Dışarıdan yönetildiğine dair en ufak şüphe duyulmayan etnik ve mezhepsel ayrışmalar, kötü senaryoları maalesef hayata geçirmiş ve ilerletmiştir. Suriye’nin küllerinden yeniden doğuşuna karşı çıkan ve bu etkili gelişmeye engel olmayı amaçlayan bölgesel ve küresel düşmanlık sistemi, maşaları aracılığıyla karmaşa üretimine girişmiştir.

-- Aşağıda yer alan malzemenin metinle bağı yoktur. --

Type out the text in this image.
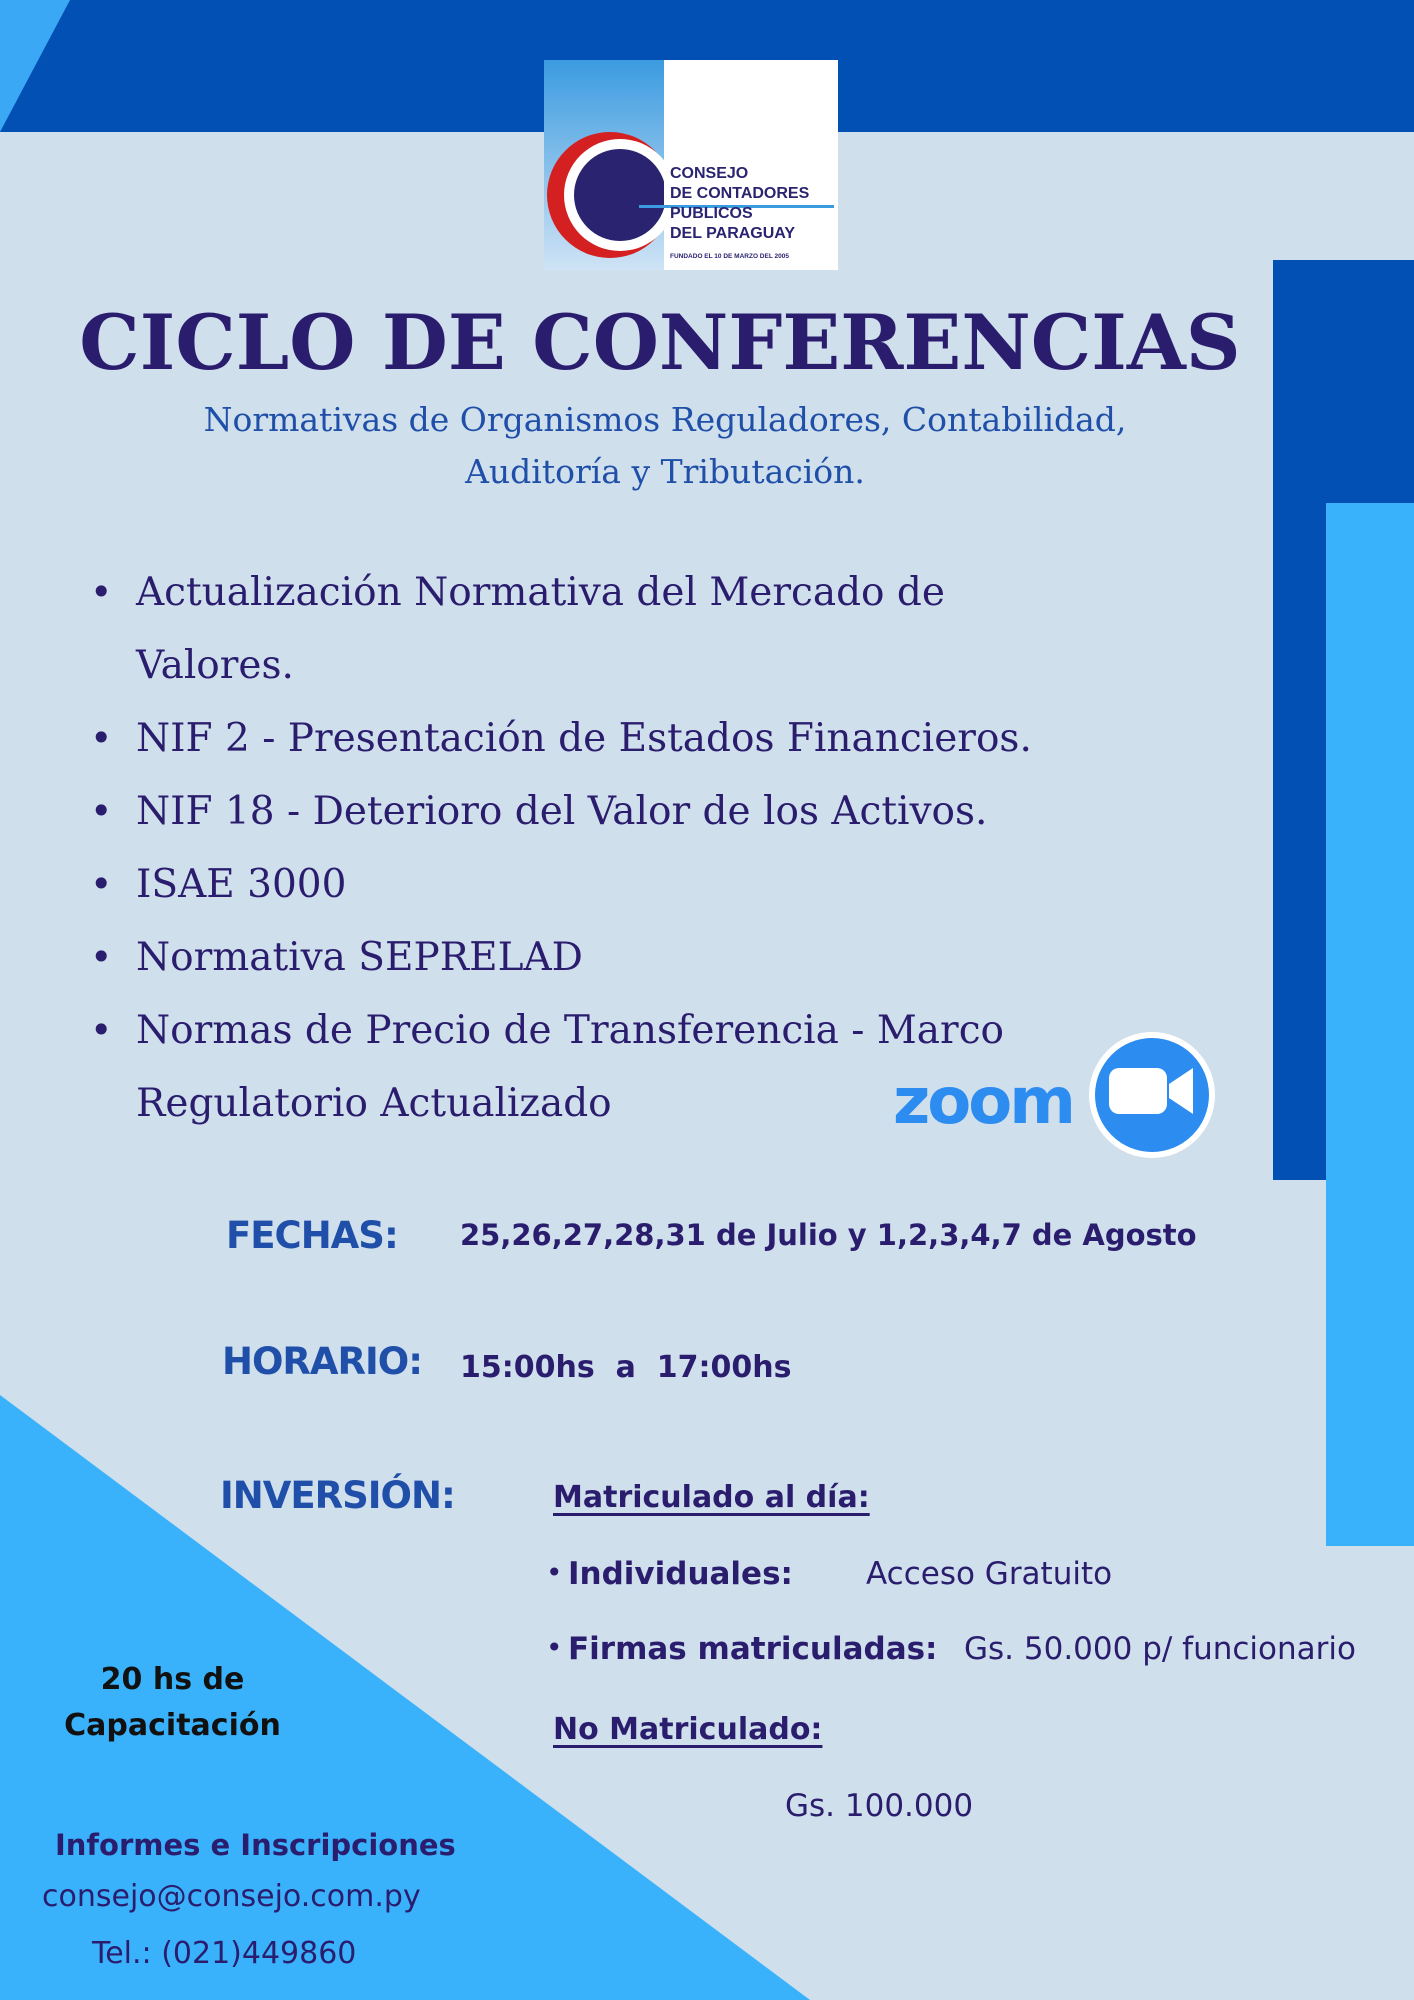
CONSEJO
DE CONTADORES
PUBLICOS
DEL PARAGUAY
FUNDADO EL 10 DE MARZO DEL 2005
CICLO DE CONFERENCIAS
Normativas de Organismos Reguladores, Contabilidad,
Auditoría y Tributación.
• Actualización Normativa del Mercado de Valores.
• NIF 2 - Presentación de Estados Financieros.
• NIF 18 - Deterioro del Valor de los Activos.
• ISAE 3000
• Normativa SEPRELAD
• Normas de Precio de Transferencia - Marco Regulatorio Actualizado	zoom
FECHAS: 25,26,27,28,31 de Julio y 1,2,3,4,7 de Agosto
HORARIO: 15:00hs  a  17:00hs
INVERSIÓN:	Matriculado al día:
• Individuales: Acceso Gratuito
• Firmas matriculadas: Gs. 50.000 p/ funcionario
No Matriculado:
Gs. 100.000
20 hs de
Capacitación
Informes e Inscripciones
consejo@consejo.com.py
Tel.: (021)449860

Her ne kadar Suriye’de nispeten durum sakinleşmiş ve iç sorun kontrol altına alınmış olsa bile, alttan alta devam eden kriz ortamının sona erdiğini söylemek için henüz çok erkendir. Mezhep ayrımcılığını körükleyen ve bu yolla Suriye’yi ateşe verip bölge ülkelerini zor durumda bırakmayı hedefleyen basit ve iğrenç bir düzen, açıkça ilerleme kaydetmektedir. Baas artıklarının kukla rolü oynadığı, yabancı istihbarat örgütlerinin aktif olduğu, Siyonist vahşetin devrede olduğu karanlık tablo tüm ciddiyetiyle ortadadır.

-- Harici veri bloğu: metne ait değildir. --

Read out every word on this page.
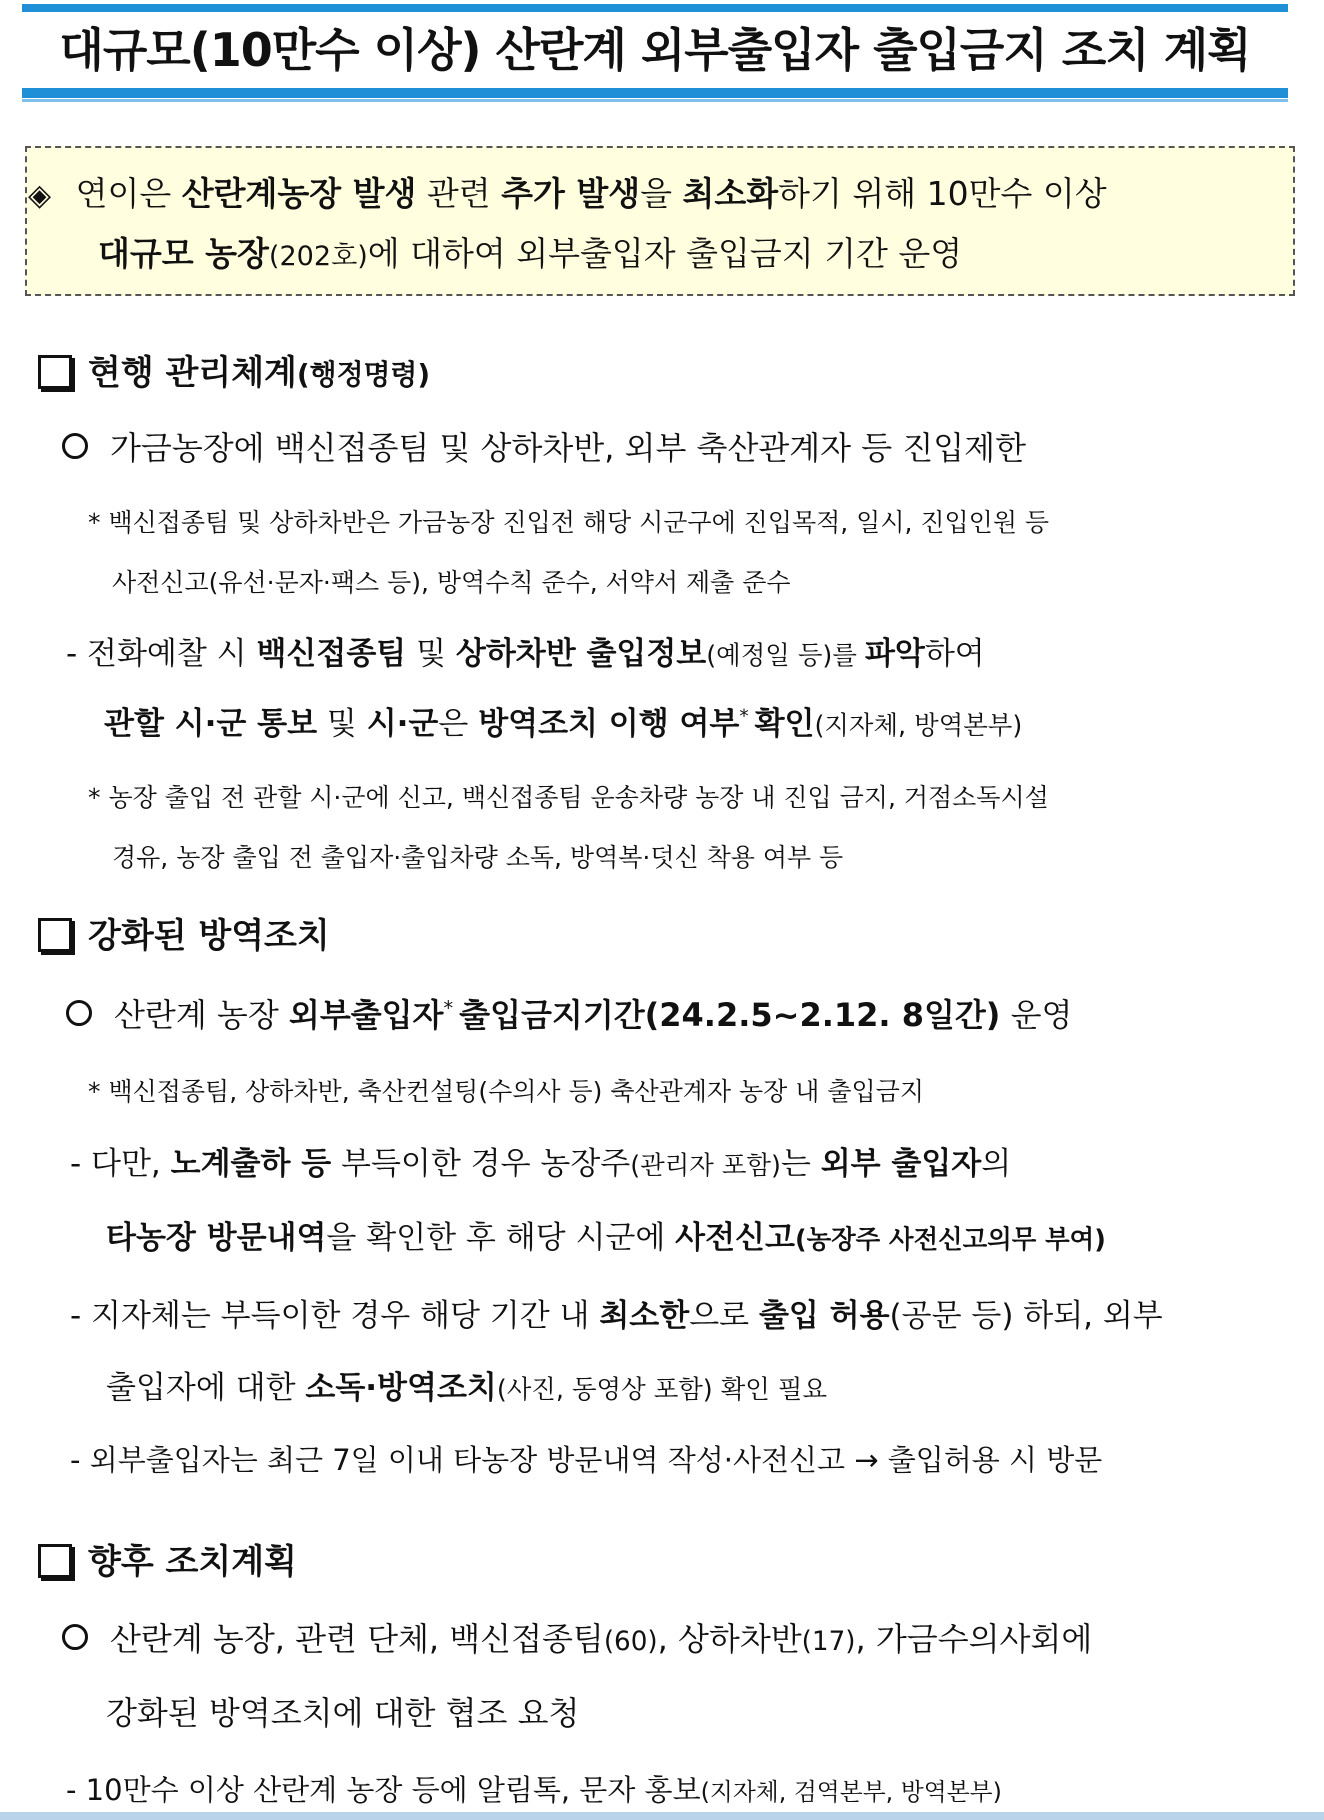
대규모(10만수 이상) 산란계 외부출입자 출입금지 조치 계획
◈ 연이은 산란계농장 발생 관련 추가 발생을 최소화하기 위해 10만수 이상
대규모 농장(202호)에 대하여 외부출입자 출입금지 기간 운영
현행 관리체계(행정명령)
가금농장에 백신접종팀 및 상하차반, 외부 축산관계자 등 진입제한
* 백신접종팀 및 상하차반은 가금농장 진입전 해당 시군구에 진입목적, 일시, 진입인원 등
사전신고(유선·문자·팩스 등), 방역수칙 준수, 서약서 제출 준수
- 전화예찰 시 백신접종팀 및 상하차반 출입정보(예정일 등)를 파악하여
관할 시·군 통보 및 시·군은 방역조치 이행 여부* 확인(지자체, 방역본부)
* 농장 출입 전 관할 시·군에 신고, 백신접종팀 운송차량 농장 내 진입 금지, 거점소독시설
경유, 농장 출입 전 출입자·출입차량 소독, 방역복·덧신 착용 여부 등
강화된 방역조치
산란계 농장 외부출입자* 출입금지기간(24.2.5~2.12. 8일간) 운영
* 백신접종팀, 상하차반, 축산컨설팅(수의사 등) 축산관계자 농장 내 출입금지
- 다만, 노계출하 등 부득이한 경우 농장주(관리자 포함)는 외부 출입자의
타농장 방문내역을 확인한 후 해당 시군에 사전신고(농장주 사전신고의무 부여)
- 지자체는 부득이한 경우 해당 기간 내 최소한으로 출입 허용(공문 등) 하되, 외부
출입자에 대한 소독·방역조치(사진, 동영상 포함) 확인 필요
- 외부출입자는 최근 7일 이내 타농장 방문내역 작성·사전신고 → 출입허용 시 방문
향후 조치계획
산란계 농장, 관련 단체, 백신접종팀(60), 상하차반(17), 가금수의사회에
강화된 방역조치에 대한 협조 요청
- 10만수 이상 산란계 농장 등에 알림톡, 문자 홍보(지자체, 검역본부, 방역본부)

Bu bağlamda Cumhuriyet Halk Partisi’nin Baas zihniyetinin tetikçisi gibi davranıp Alevi kardeşlerimiz üzerinden istismar kampanyası yapması, hastalıklı ve düşmanca siyasetinin yeni bir örneğidir. CHP’nin mezhep provokasyonu yalnızca Türkiye’ye değil, bu kutsal günlerde İslam toplumlarına, bölgesel istikrarı ve dengeleri bozabilecek en büyük kötülüktür. CHP’nin Baas kalıntısı ve destekçisi gibi hareket etmesi çok tehlikeli bir ayrışma ve kopuştur.

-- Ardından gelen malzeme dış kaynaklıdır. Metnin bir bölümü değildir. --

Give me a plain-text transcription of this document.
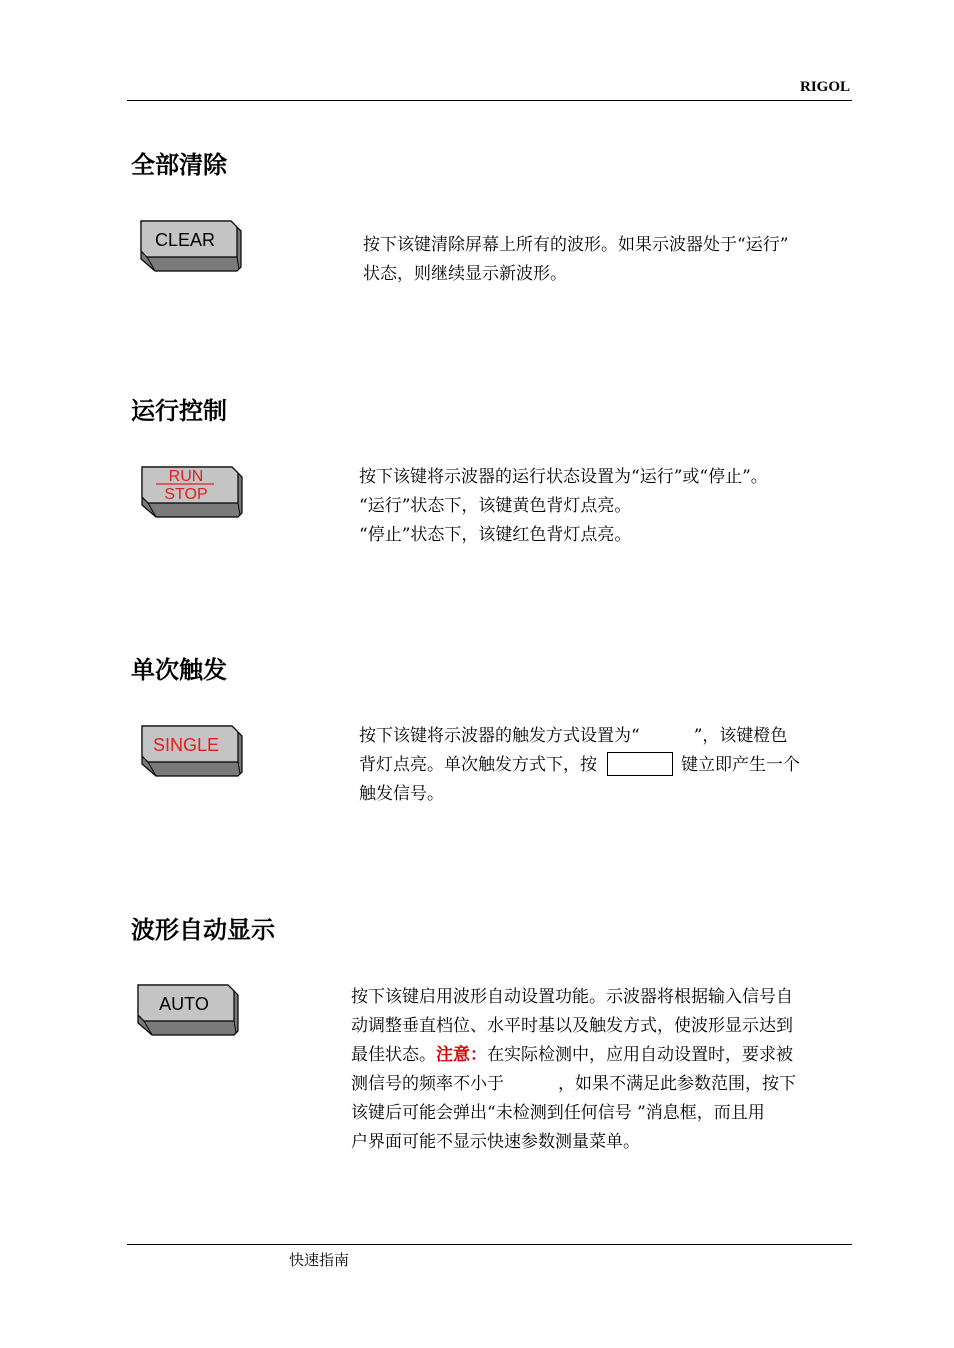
RIGOL
全部清除
CLEAR	按下该键清除屏幕上所有的波形。如果示波器处于“运行”

状态，则继续显示新波形。

运行控制
RUN
STOP

按下该键将示波器的运行状态设置为“运行”或“停止”。

“运行”状态下，该键黄色背灯点亮。

“停止”状态下，该键红色背灯点亮。

单次触发
SINGLE	按下该键将示波器的触发方式设置为“	”，该键橙色

背灯点亮。单次触发方式下，按	键立即产生一个

触发信号。

波形自动显示
AUTO	按下该键启用波形自动设置功能。示波器将根据输入信号自

动调整垂直档位、水平时基以及触发方式，使波形显示达到

最佳状态。注意：在实际检测中，应用自动设置时，要求被

测信号的频率不小于	，如果不满足此参数范围，按下

该键后可能会弹出“未检测到任何信号 ”消息框，而且用

户界面可能不显示快速参数测量菜单。

快速指南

Alevi kardeşlerimiz bizim canımız ve parçamızdır; milletimizin ve İslam dünyasının ayrılmaz, ayrı tutulamaz ve farklı görülemez inanç ve insanlık değerleridir. Bizim için Alevi ile Sünni arasına uçurum açanlar, bunlar arasında ayrılık çıkaranlar, hatta birbirine uzak ve yabancı gibi gösterenler din, inanç, millet ve ümmet düşmanlarıdır. Ne Alevi kardeşlerimiz ne de Sünni kardeşlerimiz ölümcül oyunlara aldanmayacak, buna da asla inanmayacaktır. CHP’nin yolu doğru değildir. CHP’li yönetici ve milletvekillerinin açıklamaları fitne ve kötülüğe yol açmak, öncülük etmek anlamına gelmektedir ve başka şekilde yorumlanamaz.
Siyasi mezhepçilik ve etnik ayrımcılık peşinde koşanlar hem insanlık suçu işlemekte hem de yasa ve anayasaya aykırı amaç ve davranışlara ortak olmaktadır.
DEM Parti’nin de bu gelişmeler karşısında tutumunu ve tavrını belirlemesinde fayda vardır. CHP ya da diğer partilerle görüşmelerinde 27 Şubat İmralı görüşmesini mi konuşacaklar, yoksa etnik ve mezhebi hassasiyetleri zedeleyici adım ve arayış içinde olan partilerin basmakalıp ve eskimiş düşüncelerini dinleyip destek mi olacaklar? PKK’nın kurucu lideri tarafından hazırlanan “Barış ve Demokratik Toplum Çağrısı”nın gereğini mi yerine getirecekler ya da Suriye bahanesiyle Türkiye’nin iç karmaşa ve düzensizliğe düşmesini planlayan bozuk siyasi zihniyetlere aracı mı olacaklar? DEM Parti’nin bu konuda kararını netleştirmesi acil ve derin bir ihtiyaçtır.
Türkiye, kalıcı ve kesin olarak terörü millet ve devlet hayatından çıkarmanın eşiğindeyken, etnik ve mezhebi kışkırtmaları siyasi araç ve malzeme olarak kullanan fırsatçı, dönek ve düşüncesiz siyasetçileri ne Allah affedecek ne de değerli Türk milleti hoş görecektir.
Milliyetçi Hareket Partisi, bir sorundan kurtulma çabası gösterilirken, başka ve daha korkunç yeni sorunların ortaya çıkmasından endişe duymaktadır ve herkesi, özellikle siyasi partileri ahlaklı, duyarlı, milli ve sorumlu olmaya davet etmektedir.
Unutulmamalıdır ki, ateşe dökülen benzin ilk dökeni yakacak; rüzgardan kim yardım bekliyorsa önce onun çatısı uçacaktır.”